Friday, August 26, 2022

the last book I ever read (Forget the Alamo: The Rise and Fall of an American Myth, excerpt five)

from Forget the Alamo: The Rise and Fall of an American Myth by Bryan Burrough, Chris Tomlinson, and Jason Stanford:

Tall, sandy-haired, and charismatic, Bowie was an early prototype, perhaps the first, of the roaming western gunfighter who sought to parlay his fame—and he was famous in his day—into the big score he never quite pulled off. Raised in a large frontier Louisiana family, he grew to become a strapping backwoodsman adept with guns and knives. After surviving the 1819 Long Expedition, he went into business with two of his brothers, and here his story darkens considerably. The Bowies’ big moneymaking scheme, the venture that defined Jim’s early adulthood, revolved around two unsavory projects, smuggling illegal African slaves into the United States and flat-out real estate fraud.

The importation of enslaved people into the United States had been illegal since 1808, but as we’ve seen, that created an opportunity for Jean and Pierre Lafitte, who smuggled African slaves from Cuba and sold them for a pittance at their base on Galveston Island.
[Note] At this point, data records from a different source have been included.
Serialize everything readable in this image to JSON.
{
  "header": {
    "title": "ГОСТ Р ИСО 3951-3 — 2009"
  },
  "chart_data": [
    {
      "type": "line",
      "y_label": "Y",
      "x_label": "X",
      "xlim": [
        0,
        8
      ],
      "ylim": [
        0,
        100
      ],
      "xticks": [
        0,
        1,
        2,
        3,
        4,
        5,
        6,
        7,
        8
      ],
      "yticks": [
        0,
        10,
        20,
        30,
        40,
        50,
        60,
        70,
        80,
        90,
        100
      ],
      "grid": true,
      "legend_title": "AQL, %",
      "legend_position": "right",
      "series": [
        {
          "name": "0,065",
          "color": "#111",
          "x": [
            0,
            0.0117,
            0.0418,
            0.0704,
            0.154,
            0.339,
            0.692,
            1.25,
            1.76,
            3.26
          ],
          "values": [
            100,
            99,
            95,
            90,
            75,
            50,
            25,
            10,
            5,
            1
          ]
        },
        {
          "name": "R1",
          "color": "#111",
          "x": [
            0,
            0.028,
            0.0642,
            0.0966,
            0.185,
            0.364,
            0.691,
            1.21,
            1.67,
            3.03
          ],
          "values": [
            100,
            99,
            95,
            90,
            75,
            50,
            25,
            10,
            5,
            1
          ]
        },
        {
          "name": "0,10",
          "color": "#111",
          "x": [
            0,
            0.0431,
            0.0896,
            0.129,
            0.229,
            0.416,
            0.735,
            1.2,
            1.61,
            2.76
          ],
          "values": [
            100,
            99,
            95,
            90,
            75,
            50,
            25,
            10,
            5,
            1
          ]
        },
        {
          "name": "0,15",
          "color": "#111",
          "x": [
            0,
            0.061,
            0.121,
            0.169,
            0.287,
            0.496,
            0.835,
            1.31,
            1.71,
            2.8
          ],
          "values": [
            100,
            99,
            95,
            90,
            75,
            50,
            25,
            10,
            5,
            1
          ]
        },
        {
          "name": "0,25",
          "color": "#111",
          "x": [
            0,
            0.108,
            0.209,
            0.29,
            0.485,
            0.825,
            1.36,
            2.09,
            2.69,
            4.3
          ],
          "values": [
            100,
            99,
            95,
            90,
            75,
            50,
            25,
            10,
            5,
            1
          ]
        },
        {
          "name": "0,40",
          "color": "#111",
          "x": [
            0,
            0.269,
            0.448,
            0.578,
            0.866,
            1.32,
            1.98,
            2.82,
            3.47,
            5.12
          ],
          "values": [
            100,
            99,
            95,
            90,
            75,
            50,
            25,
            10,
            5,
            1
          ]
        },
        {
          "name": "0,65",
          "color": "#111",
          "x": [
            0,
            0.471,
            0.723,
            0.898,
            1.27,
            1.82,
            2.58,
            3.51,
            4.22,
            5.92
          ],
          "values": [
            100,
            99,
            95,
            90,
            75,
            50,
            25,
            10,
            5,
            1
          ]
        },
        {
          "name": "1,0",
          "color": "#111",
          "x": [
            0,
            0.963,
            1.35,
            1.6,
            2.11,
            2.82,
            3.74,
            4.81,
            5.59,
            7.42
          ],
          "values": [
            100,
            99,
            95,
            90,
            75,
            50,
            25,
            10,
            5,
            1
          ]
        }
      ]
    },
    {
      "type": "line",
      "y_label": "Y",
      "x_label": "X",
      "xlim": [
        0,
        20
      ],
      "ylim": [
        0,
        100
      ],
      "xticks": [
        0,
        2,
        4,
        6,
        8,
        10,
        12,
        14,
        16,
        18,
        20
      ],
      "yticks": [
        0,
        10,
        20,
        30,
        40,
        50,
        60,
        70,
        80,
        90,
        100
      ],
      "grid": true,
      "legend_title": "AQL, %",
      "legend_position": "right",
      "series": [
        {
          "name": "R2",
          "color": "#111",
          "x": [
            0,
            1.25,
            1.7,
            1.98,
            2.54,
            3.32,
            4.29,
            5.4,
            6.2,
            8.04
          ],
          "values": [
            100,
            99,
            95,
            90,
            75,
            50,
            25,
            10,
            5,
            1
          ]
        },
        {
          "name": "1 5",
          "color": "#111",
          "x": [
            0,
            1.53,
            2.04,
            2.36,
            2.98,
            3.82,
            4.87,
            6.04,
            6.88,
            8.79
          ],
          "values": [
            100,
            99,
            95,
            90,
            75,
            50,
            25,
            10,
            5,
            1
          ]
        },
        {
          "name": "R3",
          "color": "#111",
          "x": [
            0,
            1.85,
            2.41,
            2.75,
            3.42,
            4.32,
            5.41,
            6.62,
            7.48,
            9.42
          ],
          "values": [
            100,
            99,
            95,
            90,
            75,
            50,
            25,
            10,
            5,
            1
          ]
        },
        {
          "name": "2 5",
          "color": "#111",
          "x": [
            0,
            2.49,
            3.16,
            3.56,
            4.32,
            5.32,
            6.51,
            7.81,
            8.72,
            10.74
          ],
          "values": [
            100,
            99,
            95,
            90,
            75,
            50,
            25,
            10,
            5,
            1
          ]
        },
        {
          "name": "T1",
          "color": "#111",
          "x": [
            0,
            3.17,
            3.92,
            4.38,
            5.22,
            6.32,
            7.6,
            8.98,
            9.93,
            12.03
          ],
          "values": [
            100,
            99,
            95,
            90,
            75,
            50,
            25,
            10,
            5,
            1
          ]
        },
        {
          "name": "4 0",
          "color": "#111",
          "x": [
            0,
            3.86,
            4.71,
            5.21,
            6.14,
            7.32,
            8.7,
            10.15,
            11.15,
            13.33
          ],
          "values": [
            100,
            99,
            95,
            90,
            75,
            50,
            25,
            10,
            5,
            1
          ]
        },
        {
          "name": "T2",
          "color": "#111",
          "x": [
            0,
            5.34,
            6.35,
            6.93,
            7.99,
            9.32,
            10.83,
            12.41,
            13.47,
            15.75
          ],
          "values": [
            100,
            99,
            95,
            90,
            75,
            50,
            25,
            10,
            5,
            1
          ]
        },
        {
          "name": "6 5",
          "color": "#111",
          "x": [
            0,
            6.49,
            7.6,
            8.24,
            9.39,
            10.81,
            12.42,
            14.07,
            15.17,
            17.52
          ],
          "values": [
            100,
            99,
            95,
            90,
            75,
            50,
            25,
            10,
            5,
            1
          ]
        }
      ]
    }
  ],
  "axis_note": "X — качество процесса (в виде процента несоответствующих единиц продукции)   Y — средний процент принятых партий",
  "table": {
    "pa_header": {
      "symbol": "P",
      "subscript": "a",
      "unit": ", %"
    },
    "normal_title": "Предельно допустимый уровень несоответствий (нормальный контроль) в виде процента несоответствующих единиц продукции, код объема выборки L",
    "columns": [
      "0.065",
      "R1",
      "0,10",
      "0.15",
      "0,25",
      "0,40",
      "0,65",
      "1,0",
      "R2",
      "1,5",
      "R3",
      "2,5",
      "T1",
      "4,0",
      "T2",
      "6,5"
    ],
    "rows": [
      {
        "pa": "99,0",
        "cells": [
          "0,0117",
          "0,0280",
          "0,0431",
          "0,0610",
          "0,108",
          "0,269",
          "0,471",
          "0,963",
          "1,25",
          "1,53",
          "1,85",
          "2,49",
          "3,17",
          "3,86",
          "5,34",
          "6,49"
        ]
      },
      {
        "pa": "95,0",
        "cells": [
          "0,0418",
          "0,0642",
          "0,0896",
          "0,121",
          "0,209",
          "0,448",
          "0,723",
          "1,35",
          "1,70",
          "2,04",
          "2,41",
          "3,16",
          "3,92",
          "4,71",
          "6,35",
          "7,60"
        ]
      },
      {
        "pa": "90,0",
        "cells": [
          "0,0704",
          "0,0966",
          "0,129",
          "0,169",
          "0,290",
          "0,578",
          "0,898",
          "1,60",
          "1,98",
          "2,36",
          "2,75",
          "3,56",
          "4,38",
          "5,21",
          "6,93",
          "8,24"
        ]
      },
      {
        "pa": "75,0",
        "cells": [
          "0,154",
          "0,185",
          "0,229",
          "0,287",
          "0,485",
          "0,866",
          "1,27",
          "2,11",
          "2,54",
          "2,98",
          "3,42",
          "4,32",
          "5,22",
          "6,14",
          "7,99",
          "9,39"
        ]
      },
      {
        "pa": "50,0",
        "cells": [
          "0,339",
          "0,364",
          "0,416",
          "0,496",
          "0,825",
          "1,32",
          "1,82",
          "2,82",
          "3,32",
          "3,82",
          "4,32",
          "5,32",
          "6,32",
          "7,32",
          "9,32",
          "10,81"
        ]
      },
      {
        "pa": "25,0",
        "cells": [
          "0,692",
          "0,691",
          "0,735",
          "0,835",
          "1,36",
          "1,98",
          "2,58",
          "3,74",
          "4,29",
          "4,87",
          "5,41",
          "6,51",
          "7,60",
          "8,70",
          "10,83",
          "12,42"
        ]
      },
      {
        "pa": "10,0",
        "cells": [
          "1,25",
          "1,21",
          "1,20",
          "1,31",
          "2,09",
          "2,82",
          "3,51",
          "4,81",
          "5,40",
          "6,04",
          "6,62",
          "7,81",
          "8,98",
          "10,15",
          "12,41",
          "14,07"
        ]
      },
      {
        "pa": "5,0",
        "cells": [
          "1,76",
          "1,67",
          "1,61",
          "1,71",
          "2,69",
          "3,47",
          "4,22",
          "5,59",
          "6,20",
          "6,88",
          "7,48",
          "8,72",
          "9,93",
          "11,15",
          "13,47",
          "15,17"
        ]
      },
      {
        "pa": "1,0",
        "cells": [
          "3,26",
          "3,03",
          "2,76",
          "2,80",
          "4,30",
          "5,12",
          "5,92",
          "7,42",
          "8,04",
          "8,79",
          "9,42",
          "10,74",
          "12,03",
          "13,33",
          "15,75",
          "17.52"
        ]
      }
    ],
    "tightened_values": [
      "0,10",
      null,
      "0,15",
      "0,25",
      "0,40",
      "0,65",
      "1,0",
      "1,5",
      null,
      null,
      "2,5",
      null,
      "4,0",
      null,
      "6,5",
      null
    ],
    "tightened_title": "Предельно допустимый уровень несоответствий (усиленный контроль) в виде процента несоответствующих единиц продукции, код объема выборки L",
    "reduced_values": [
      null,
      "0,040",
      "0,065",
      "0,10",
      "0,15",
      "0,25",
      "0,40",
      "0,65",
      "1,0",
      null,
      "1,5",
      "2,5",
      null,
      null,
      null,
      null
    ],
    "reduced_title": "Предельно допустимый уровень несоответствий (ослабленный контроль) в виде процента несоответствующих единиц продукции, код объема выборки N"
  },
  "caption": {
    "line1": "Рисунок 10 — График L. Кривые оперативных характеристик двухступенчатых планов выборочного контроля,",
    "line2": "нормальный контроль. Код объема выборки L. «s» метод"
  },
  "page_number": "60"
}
The Bowies signed on as middlemen, driving groups of emaciated, enslaved Black people into Louisiana. At the border they cloaked themselves as customs officers, earning a reward of half their purchase price. Their costs halved, they then swooped in and bought their own slaves at auction, giving them legal title to resell them. The profits were huge.

Jim Bowie used his share of the profits to launch a land fraud “on an almost industrial scale,” as one biographer, William C. Davis, put it. In 1821 he forged dozens, perhaps hundreds, of deeds and used them to snatch up thousands of acres in unclaimed land all across northern Louisiana. A lengthy investigation ensued, but at some point all of Bowie’s paperwork mysteriously disappeared from the investigators’ offices, ending the probe.